Court Allows Investors’ Claims to Proceed Based on Defendant’s Statement That Trade Secret Claim Was “Without Merit” | Faegre Drinker Biddle & Reath LLP
At a Glance
- In 2022, the trade secret case Appian v. Pegasystem made headlines when a jury awarded software company Appian more than $2 billion in damages for its competitor Pega’s willful and malicious misappropriation of its trade secrets.
- In July 2023, the court in the securities fraud case City of Fort Lauderdale Police & Firefighters’ Retirement Systems v. Pegasystems found that Pega’s statement in SEC filings that the Appian claims were “without merit” was an actionable statement of opinion, and allowed claims against Pega and its CEO to proceed.
- In addition, Pega’s SEC filings referred to a code of conduct in which it promised it would “never use illegal or questionable means to acquire a competitor’s trade secrets.” The court characterized this as a false promise, and held that it also was an actionable misrepresentation.
The Trade Secret Litigation: Appian v. Pegasystem
The trade secret case Appian v. Pegasystem made headlines in 2022 when a jury awarded software company Appian more than $2 billion in damages for its competitor Pega’s willful and malicious misappropriation of its trade secrets. Appian Corp. v. Pegasystem Inc., et al., Civ. No. 2020-07-216 (Circuit Court of Fairfax County, Virginia). Among other misconduct, Pega hired a contractor to obtain and share Appian’s confidential information and had its employees — whom it called “spies” — create fake companies to pose as Appian customers.
A Virginia jury awarded Appian over $2 billion in damages from Pega. The judge denied Pega’s motion to set aside the verdict, and awarded Appian all $23.6 million of its attorneys’ fees, plus postjudgement interest of approximately $112 million per year.
The Securities Fraud Case: City of Fort Lauderdale Police & Firefighters’ Retirement Systems v. Pegasystems
New litigation in the District of Massachusetts focuses on Pega’s alleged false statements and misrepresentations to its investors in connection with the trade secret litigation. It is a securities fraud case, brought on behalf of a putative class of investors who held Pega stock during the relevant time period. City of Fort Lauderdale Police & Firefighters’ Ret. Sys. v. Pegasystems Inc., Civ. No. 22-11220-WGY (D. Mass. July 24, 2023).

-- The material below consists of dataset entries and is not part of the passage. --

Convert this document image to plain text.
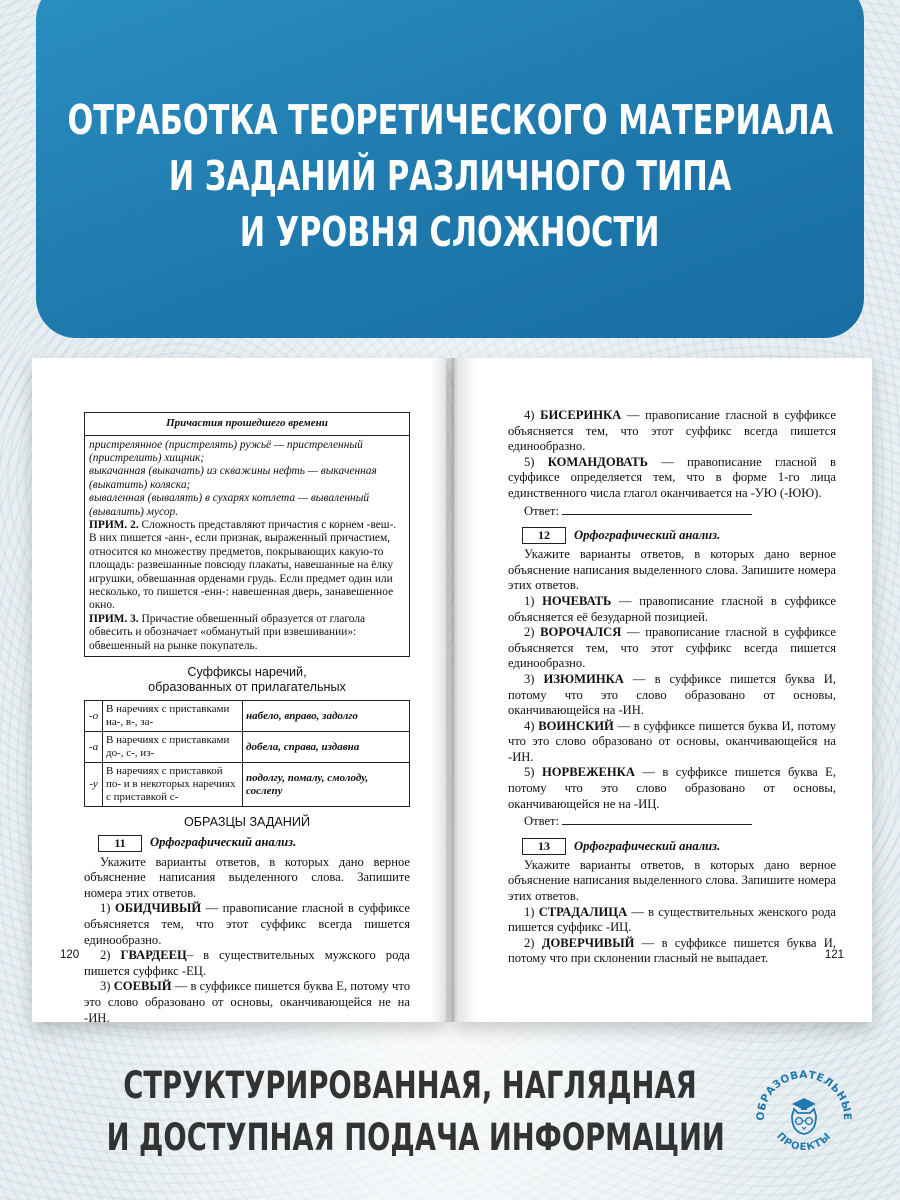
ОТРАБОТКА ТЕОРЕТИЧЕСКОГО МАТЕРИАЛА
И ЗАДАНИЙ РАЗЛИЧНОГО ТИПА
И УРОВНЯ СЛОЖНОСТИ
Причастия прошедшего времени

пристрелянное (пристрелять) ружьё — пристреленный (пристрелить) хищник;

выкачанная (выкачать) из скважины нефть — выкаченная (выкатить) коляска;

вываленная (вывалять) в сухарях котлета — вываленный (вывалить) мусор.

ПРИМ. 2. Сложность представляют причастия с корнем -веш-. В них пишется -анн-, если признак, выраженный причастием, относится ко множеству предметов, покрывающих какую-то площадь: развешанные повсюду плакаты, навешанные на ёлку игрушки, обвешанная орденами грудь. Если предмет один или несколько, то пишется -енн-: навешенная дверь, занавешенное окно.

ПРИМ. 3. Причастие обвешенный образуется от глагола обвесить и обозначает «обманутый при взвешивании»: обвешенный на рынке покупатель.

Суффиксы наречий,
образованных от прилагательных
-о	В наречиях с приставками на-, в-, за-	набело, вправо, задолго
-а	В наречиях с приставками до-, с-, из-	добела, справа, издавна
-у	В наречиях с приставкой по- и в некоторых наречиях с приставкой с-	подолгу, помалу, смолоду, сослепу
ОБРАЗЦЫ ЗАДАНИЙ
11	Орфографический анализ.
Укажите варианты ответов, в которых дано верное объяснение написания выделенного слова. Запишите номера этих ответов.
1) ОБИДЧИВЫЙ — правописание гласной в суффиксе объясняется тем, что этот суффикс всегда пишется единообразно.
2) ГВАРДЕЕЦ– в существительных мужского рода пишется суффикс -ЕЦ.
3) СОЕВЫЙ — в суффиксе пишется буква Е, потому что это слово образовано от основы, оканчивающейся не на -ИН.
120
4) БИСЕРИНКА — правописание гласной в суффиксе объясняется тем, что этот суффикс всегда пишется единообразно.
5) КОМАНДОВАТЬ — правописание гласной в суффиксе определяется тем, что в форме 1-го лица единственного числа глагол оканчивается на -УЮ (-ЮЮ).
Ответ:
12	Орфографический анализ.
Укажите варианты ответов, в которых дано верное объяснение написания выделенного слова. Запишите номера этих ответов.
1) НОЧЕВАТЬ — правописание гласной в суффиксе объясняется её безударной позицией.
2) ВОРОЧАЛСЯ — правописание гласной в суффиксе объясняется тем, что этот суффикс всегда пишется единообразно.
3) ИЗЮМИНКА — в суффиксе пишется буква И, потому что это слово образовано от основы, оканчивающейся на -ИН.
4) ВОИНСКИЙ — в суффиксе пишется буква И, потому что это слово образовано от основы, оканчивающейся на -ИН.
5) НОРВЕЖЕНКА — в суффиксе пишется буква Е, потому что это слово образовано от основы, оканчивающейся не на -ИЦ.
Ответ:
13	Орфографический анализ.
Укажите варианты ответов, в которых дано верное объяснение написания выделенного слова. Запишите номера этих ответов.
1) СТРАДАЛИЦА — в существительных женского рода пишется суффикс -ИЦ.
2) ДОВЕРЧИВЫЙ — в суффиксе пишется буква И, потому что при склонении гласный не выпадает.	121
СТРУКТУРИРОВАННАЯ, НАГЛЯДНАЯ
И ДОСТУПНАЯ ПОДАЧА ИНФОРМАЦИИ
ОБРАЗОВАТЕЛЬНЫЕ
ПРОЕКТЫ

The complaint alleged that Pega made no mention of the litigation in its Security and Exchange Commission (SEC) filings until more than a year and a half after the case was filed. Then, days after Appian amended its complaint to increase its damages claims from $90 million to $3 billion, Pega filed a Form 10-K with the SEC stating that Appian’s claims were “without merit.” Pega’s share price fell the next day. When the jury awarded over $2 billion in damages, Pega’s share price fell again.
In denying Pega’s motion to dismiss, the court found that Pega’s statement that the claims were “without merit” was an actionable statement of opinion. It explained that Pega had “categorically denied that Appian’s claims had any merit — despite possessing substantial information about the viability of those claims.” Thus, Pega’s statement in its SEC filings did not “fairly align” with its knowledge.
In addition, Pega’s SEC filings during the litigation referred to a code of conduct in which it promised that it would “never use illegal or questionable means to acquire a competitor’s trade secrets.” While the SEC filings did not themselves contain the code of conduct, they assured investors that Pega had adopted one and cited its location on Pega’s website.
The court characterized this as a false promise not to misappropriate trade secrets and held that it was also an actionable misrepresentation.
Ultimately, the court allowed claims against Pega and its CEO to proceed. The complaint detailed the CEO’s active participation in and knowledge of Pega’s misappropriation, including his attendance at an early meeting where the government contractor presented confidential Appian information, and his role in directing Pega’s misconduct. The court held that this created the necessary “strong inference” that he was aware of Pega’s misappropriation, and therefore that he knew or was reckless in not knowing that Pega’s statements posed a substantial danger of misleading investors. (The court dismissed without prejudice claims against Pega’s CFO, because the complaint did not describe him as having been personally involved.)
Key Takeaways
Publicly traded companies should carefully consider any disclosures made to investors regarding pending litigation, including trade secret litigation, to ensure that they are complying with their disclosure obligations.
As the court explained, “[a]n issuer may legitimately oppose a claim against it, even when it possesses subjective knowledge that the facts underlying the claims against it are true. When it decides to do so, however, it must do so with exceptional care, so as not to mislead investors.”
In addition, companies should carefully consider any additional materials such as codes of conduct or other policy statements that are referenced in investor materials.